И все же Титус, прежде чем торопливо пройти к двери и исчезнуть, на мгновение сжал ее руки.
ГЛАВА ШЕСТЬДЕСЯТ ТРЕТЬЯ
День Блистающей Резьбы приближался. Резчики добавляли последние штрихи к своим творениям. Замок изнывал от жгучего нетерпения, умеряемого лишь засевшей в каждом уме страшной мыслью о том, что Стирпайк может в любое мгновение нанести новый удар. Ибо за последние восемь дней пегий негодяй нанес их, точных, уже четыре – и всякий раз возле пробитой головы его жертвы, а то и прямо в ней, над глазами, находили небольшой камушек. Убийства эти, столь низкие в своей бессмысленности, совершались в местах, до того удаленных одно от другого, что никаких заключений о том, где находится логово негодяя, вывести не удавалось. Смертоносная рогатка его наводила на Горменгаст прилипчивый ужас.
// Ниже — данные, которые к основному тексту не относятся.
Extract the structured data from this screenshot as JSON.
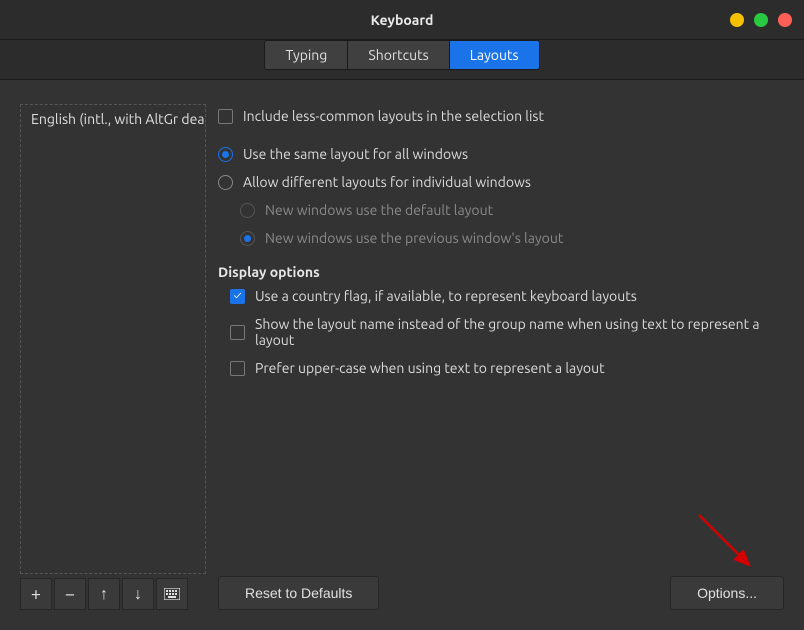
{
  "window": {
    "title": "Keyboard"
  },
  "tabs": {
    "typing": "Typing",
    "shortcuts": "Shortcuts",
    "layouts": "Layouts",
    "active": "layouts"
  },
  "layout_list": {
    "items": [
      "English (intl., with AltGr dead k"
    ]
  },
  "options": {
    "include_less_common": {
      "label": "Include less-common layouts in the selection list",
      "checked": false
    },
    "same_layout_radio": {
      "label": "Use the same layout for all windows",
      "selected": true
    },
    "allow_different_radio": {
      "label": "Allow different layouts for individual windows",
      "selected": false
    },
    "new_windows_default_radio": {
      "label": "New windows use the default layout",
      "selected": false,
      "enabled": false
    },
    "new_windows_previous_radio": {
      "label": "New windows use the previous window's layout",
      "selected": true,
      "enabled": false
    },
    "display_options_title": "Display options",
    "country_flag": {
      "label": "Use a country flag, if available,  to represent keyboard layouts",
      "checked": true
    },
    "show_layout_name": {
      "label": "Show the layout name instead of the group name when using text to represent a layout",
      "checked": false
    },
    "prefer_upper": {
      "label": "Prefer upper-case when using text to represent a layout",
      "checked": false
    }
  },
  "buttons": {
    "reset": "Reset to Defaults",
    "options": "Options..."
  },
  "toolbar_icons": {
    "add": "+",
    "remove": "−",
    "up": "arrow-up",
    "down": "arrow-down",
    "keyboard": "keyboard"
  }
}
И все-таки, несмотря на этот над всем преобладавший страх, неминуемость традиционного дня изваяний вселяла в сердца обитателей замка волнение куда менее страшное. С облегчением правили они свои помыслы к этой извечной церемонии, как к чему-то, на что можно опереться, – к чему-то, совершавшемуся ежегодно с самой давней из памятных каждому поры. Они тянулись к традиции, как ребенок тянется к матери.